Lorin finally stopped resisting, breathing hard. Some officers arrived moments later and pulled him to his feet. His now hopeless gaze fixed on Nokrom’s closed door as he’s pulled away.
After some time, we were brought back to Nokrom’s office. The mayor looked pale behind his desk, shaken but standing.
“You saved my life,” he said quietly.
Roe folded her arms. “We told you we weren’t behind it.”
Nokrom exhaled, long and worn. “I misjudged you. And I may have misjudged the state of Haustfyr.”
He looked again at Orwin’s token.
“Caladhel can’t turn its back any longer,” he said. “I’ll deploy the Arcury to support the Sayers.”
Veylan stepped beside us, letting out a sigh of relief. “This is great news! I’ll notify Maple of your success immediately.”

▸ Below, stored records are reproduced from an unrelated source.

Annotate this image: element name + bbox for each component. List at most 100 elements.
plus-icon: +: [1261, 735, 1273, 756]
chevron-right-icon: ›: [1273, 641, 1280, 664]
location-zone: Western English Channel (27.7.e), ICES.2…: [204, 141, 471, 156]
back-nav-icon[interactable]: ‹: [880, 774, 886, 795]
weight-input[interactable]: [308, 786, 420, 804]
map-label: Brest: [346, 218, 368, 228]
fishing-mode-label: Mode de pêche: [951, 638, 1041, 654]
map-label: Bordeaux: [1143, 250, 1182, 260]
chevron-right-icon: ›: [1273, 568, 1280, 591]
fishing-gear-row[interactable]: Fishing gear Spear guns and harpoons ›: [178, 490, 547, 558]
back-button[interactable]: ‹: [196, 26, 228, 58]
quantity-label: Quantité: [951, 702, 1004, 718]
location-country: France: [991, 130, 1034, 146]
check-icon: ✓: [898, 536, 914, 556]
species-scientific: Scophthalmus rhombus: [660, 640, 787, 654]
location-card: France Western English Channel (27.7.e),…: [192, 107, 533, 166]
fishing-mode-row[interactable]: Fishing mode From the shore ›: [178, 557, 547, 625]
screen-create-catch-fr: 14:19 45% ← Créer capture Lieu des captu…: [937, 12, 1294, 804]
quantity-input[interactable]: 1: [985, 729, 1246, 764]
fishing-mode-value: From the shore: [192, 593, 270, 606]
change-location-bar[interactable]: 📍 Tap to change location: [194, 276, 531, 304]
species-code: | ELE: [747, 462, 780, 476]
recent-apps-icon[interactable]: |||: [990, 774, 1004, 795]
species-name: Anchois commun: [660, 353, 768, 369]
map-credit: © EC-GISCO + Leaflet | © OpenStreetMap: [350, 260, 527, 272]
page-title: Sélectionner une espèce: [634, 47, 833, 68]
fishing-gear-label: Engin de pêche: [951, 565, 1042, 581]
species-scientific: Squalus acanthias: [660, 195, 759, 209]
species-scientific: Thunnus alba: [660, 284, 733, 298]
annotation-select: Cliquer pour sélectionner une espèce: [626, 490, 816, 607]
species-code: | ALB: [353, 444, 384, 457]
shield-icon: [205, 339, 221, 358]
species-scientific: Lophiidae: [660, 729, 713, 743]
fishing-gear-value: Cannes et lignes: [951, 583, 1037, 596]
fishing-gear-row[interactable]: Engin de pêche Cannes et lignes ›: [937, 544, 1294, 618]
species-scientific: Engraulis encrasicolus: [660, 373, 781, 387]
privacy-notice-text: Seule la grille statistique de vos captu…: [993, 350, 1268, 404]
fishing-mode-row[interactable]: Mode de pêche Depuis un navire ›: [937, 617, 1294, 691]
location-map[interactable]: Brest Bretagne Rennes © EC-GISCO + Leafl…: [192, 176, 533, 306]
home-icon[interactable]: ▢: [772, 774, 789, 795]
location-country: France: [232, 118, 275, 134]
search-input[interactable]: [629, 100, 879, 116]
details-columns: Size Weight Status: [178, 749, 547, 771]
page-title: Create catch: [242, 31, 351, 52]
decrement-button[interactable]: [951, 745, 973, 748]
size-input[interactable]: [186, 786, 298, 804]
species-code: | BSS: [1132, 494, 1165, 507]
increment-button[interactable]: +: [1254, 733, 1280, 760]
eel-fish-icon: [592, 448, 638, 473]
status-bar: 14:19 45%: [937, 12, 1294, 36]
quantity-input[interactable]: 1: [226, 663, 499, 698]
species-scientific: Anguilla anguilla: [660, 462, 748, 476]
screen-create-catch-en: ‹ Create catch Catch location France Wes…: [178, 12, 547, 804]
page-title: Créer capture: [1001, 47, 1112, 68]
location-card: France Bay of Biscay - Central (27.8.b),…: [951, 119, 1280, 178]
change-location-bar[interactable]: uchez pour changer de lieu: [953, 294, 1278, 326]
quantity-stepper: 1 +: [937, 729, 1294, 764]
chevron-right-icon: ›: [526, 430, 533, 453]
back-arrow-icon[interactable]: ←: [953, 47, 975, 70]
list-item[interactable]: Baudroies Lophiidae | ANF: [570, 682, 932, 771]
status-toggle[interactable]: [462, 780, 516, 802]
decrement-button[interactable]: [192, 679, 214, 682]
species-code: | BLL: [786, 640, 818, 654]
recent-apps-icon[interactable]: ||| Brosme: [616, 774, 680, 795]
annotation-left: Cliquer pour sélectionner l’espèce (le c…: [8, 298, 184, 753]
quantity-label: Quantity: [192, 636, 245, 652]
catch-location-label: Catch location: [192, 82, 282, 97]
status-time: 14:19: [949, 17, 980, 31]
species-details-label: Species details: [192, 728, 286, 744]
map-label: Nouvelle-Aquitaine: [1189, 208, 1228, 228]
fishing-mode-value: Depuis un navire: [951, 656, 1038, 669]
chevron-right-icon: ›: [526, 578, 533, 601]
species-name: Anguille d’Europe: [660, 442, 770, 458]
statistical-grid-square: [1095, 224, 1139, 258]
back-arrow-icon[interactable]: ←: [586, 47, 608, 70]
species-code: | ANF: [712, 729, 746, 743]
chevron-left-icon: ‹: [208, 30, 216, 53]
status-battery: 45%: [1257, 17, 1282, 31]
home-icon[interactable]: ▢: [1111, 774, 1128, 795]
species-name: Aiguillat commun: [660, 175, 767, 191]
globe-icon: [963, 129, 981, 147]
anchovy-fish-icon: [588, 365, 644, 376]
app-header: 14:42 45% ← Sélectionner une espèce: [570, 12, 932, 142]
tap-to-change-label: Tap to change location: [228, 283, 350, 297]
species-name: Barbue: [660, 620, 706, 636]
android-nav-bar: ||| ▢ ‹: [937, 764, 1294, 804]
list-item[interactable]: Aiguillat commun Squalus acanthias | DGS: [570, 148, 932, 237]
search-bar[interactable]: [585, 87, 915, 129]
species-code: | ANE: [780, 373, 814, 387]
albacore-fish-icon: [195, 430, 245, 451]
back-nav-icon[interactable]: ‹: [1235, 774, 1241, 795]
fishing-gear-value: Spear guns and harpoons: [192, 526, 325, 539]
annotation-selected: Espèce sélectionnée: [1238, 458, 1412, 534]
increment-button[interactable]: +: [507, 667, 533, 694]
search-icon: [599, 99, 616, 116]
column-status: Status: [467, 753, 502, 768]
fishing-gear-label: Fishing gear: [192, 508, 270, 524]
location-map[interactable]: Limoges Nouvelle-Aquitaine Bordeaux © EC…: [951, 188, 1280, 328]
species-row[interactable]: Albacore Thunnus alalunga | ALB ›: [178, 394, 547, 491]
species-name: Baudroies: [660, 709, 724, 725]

For the first time since we arrived, Caladhel felt less like a wall and more like a door opening. And even as relief settled over us, one quiet thought sat heavy in my mind. We hadn’t told Nokrom or Veylan that we were the ones who brought Lorin into the city. After the success of our mission, we weren’t foolish enough to admit that. Not today, not ever.